Harelson had, in fact, handled some of his pothunting finds through the proper channels. In the mid-eighties, he had turned over the skeletons of two ancient camels, and the complete skeleton of an Ice Age horse, all more than 25,000 years old, to the Museum of Nevada—important discoveries credited to his name. During his trial, Harelson's lawyer tried to downplay the significance of the items police found in Harelson's home, portraying his client as a serious hobbyist unfairly targeted by overzealous government officials. Harelson never took the stand in his own defense. In the end, it was the judge's comments upon sentencing that seemed to sting him the most. "You are not an amateur archaeologist," he said. "You are a common thief."

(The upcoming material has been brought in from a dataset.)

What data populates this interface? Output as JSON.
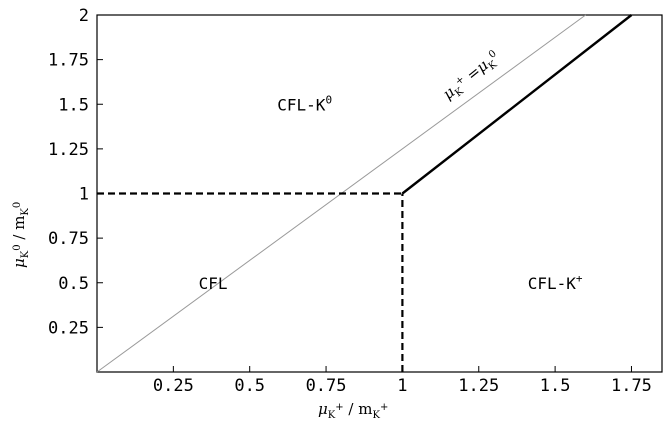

Authorities had searched and seized more than 2,000 artifacts from Harelson's home, including petroglyphs, scrapers, ax heads, mauls, awls, mortars and pestles, fishing lures, net sinkers, smoothing stones, abraders, obsidian blades, an antler necklace, a wooden digging stick, hundreds of arrowheads, and manos and metates (a mano stone is used in conjunction with a slab-shaped metate stone to grind corn). But two items of particular importance were never recovered: When a U.S. Forest Service archaeologist dug up the skeletons of the Indian children, the skulls were gone.

Walt Markee asked Harelson about them, but he just shrugged. "They were there when I buried them," Harelson said.

Native American skulls are highly prized on the international black market. "Looters will often come onto our land to dig, and they'll leave the bones but take the skull," Dean Barlese, a Paiute spiritual adviser, explained to me. "For us, it's not an object—it's a sacred part of a person. It's like somebody digging up your sister or grandmother."

Barlese had driven to Grants Pass from his home in Nixon, Nevada, to witness Harelson's trial and to make arrangements for proper reburial of the bones—sadly, not a rare task for him. After Harelson's trial, he huddled with Markee in a quiet corner of the DA's office. He wanted to make sure that the officer knew that, to the Paiutes, the skulls were more than merely missing evidence. Barlese handed Markee some sweetgrass. Burn it, he said; it will help protect you. Then he gave the officer a hunk of bitterroot, to ward off evil. Finally he offered him a small leather pouch decorated with beadwork. Inside the pouch was medicinal powder and an arrowhead. Markee understood the implication: His work in this case was far from done.